El mal viene de vivir, de morar en una existencia que nunca ha sido nuestra, "del hombre". La religión positiva de la Ilustración ha sido, en este sentido, funesta. Ha convertido la historia, absolutizada como un último Reich, en un holocausto. Nos ha incapacitado absolutamente para aquella inteligencia estoica y cristiana de interpretar los signos, de convertir los accidentes en un monumento duradero.
La modernidad nos ha incapacitado, en suma, para intentar la subversión de la aceptación. Ninguna renuncia (Lispector) deja de transformar lo aceptado. Deleuze, siguiendo a Nietzsche, decía: una tontería, un error, una bajeza vistos en su eterno retorno ya no son la misma tontería, error o bajeza.
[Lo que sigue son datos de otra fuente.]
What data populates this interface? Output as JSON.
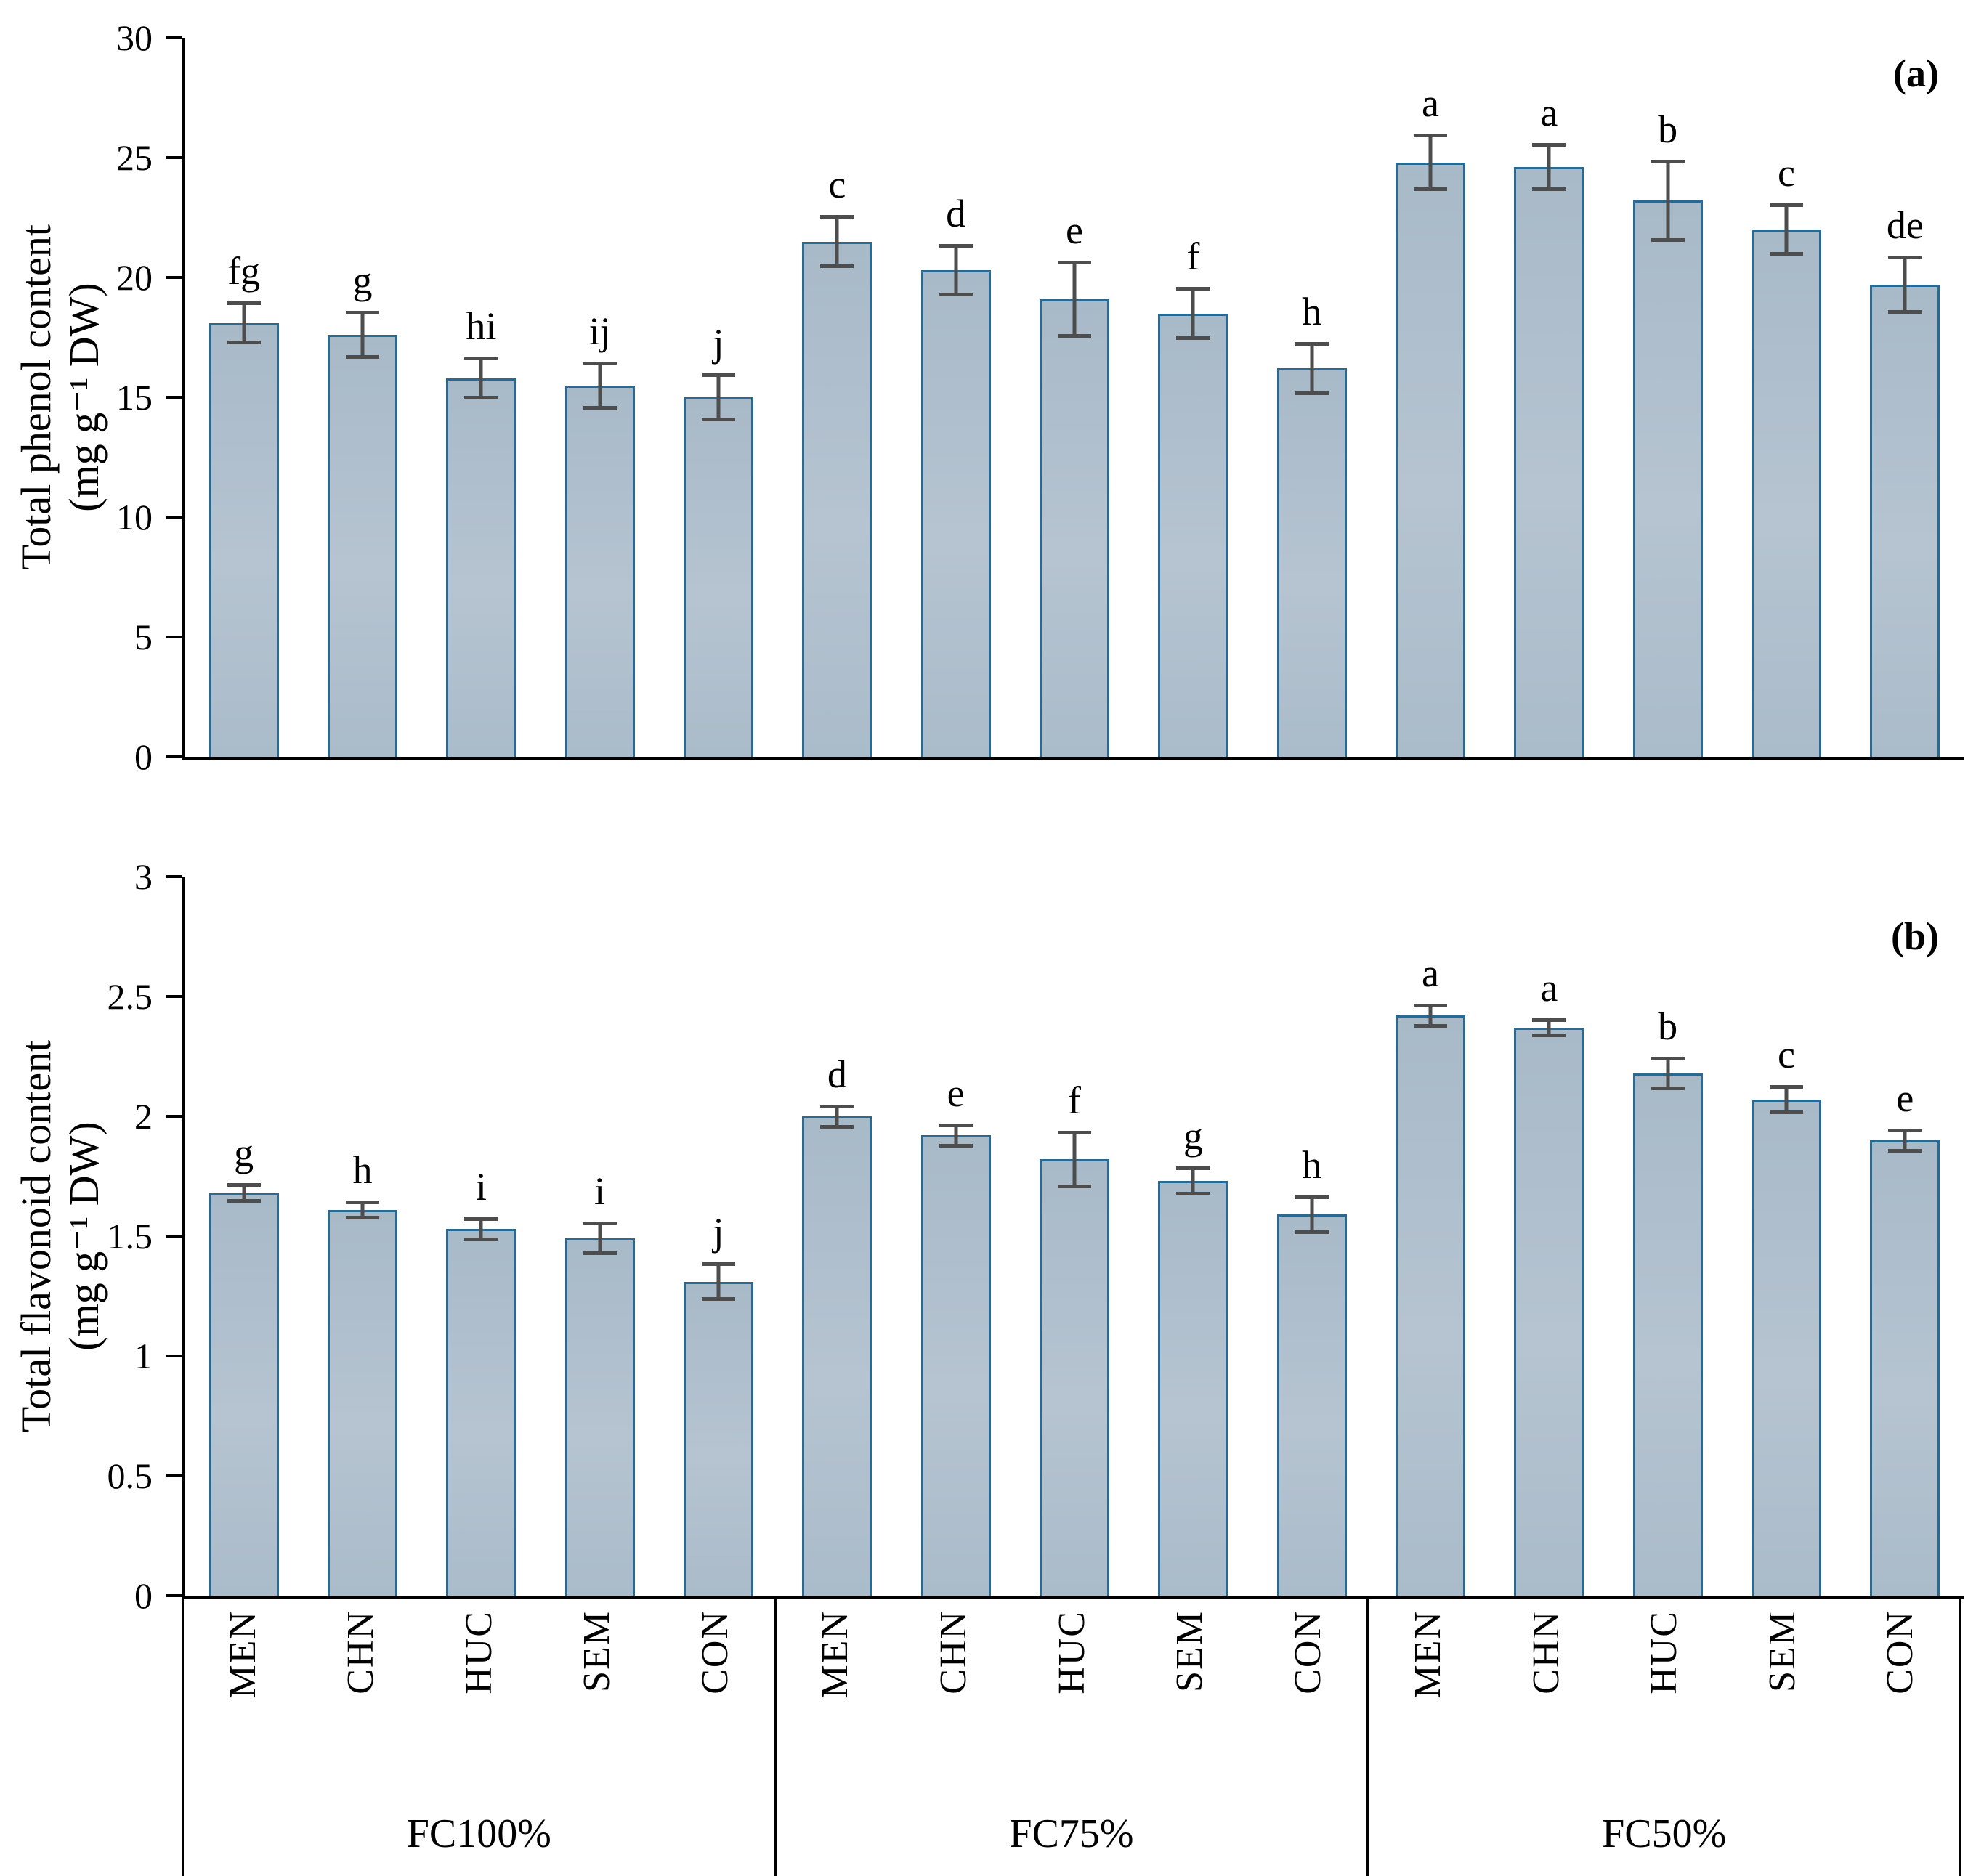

En fin, querido Manel, esto es lo que se me ocurre al hilo de tu ingenio. Ha sido un placer. Estaré encantado de continuar contigo esta conversación y sus diferentes barrios.
A ver si nos vemos sábado o domingo. Un abrazo,
Ignacio
19/05/2022
Dios ya tuvo su momento, no creo en la necesidad de resucitarlo. Nadie está por la labor, a lo mejor tú eres la excepción. Tampoco creo que sea necesario y puede que incluso contraproducente. Sí que estoy de acuerdo contigo que bajo el manto divino se escondían nuevos mantos y bajo estos, otros, indefinidos mantos, a la manera de pequeñas muñecas rusas (sí, siempre nos quedará Rusia) encajadas bajo otras más grandes. En un momento se pensó que rota la primera muñeca se venía abajo todo el tinglado, aunque por lo que parece las pequeñas muñecas cobraron vida propia. El problema no es que nadie crea, sino que se cree demasiado, existe una epidemia de creencias como muñecas en las tiendas de souvenirs.
Tu tarea parece ser es la de recuperar los mejores fragmentos conservados que sirvan para restaurar la original, pero dudo que el resultado sea el óptimo. A pesar que la técnica del pegado haya mejorado y el asesoramiento arqueológico busque liberarse de todo anacronismo, difícil será no apreciar las costuras, aunque casi invisibles, que conectan y delimitan las diferentes piezas.
Ya los griegos destacaron la hybris, el endiosamiento, como una constante humana, aunque tuvieron que pasar siglos para entronizar la figura del hombre en el centro, desde entonces el proceso parece que no tenía intención de detenerse. La tecnología al hombre le ha sido de gran ayuda, le ha llevado de la mano a lo largo de este camino para situarlo por encima de Dios. Sin embargo, la acompañante en cualquier momento, no demasiado lejano, si ya no se ha dado, le presentará la factura del servicio; la criatura va a poner de rodillas a su creador, de la misma manera que éste lo hizo con el suyo. Lo ilimitado del sueño tecnológico (re)ahogará a Narciso en su propia salsa hasta que quede reducido en la mayor de las insignificancias.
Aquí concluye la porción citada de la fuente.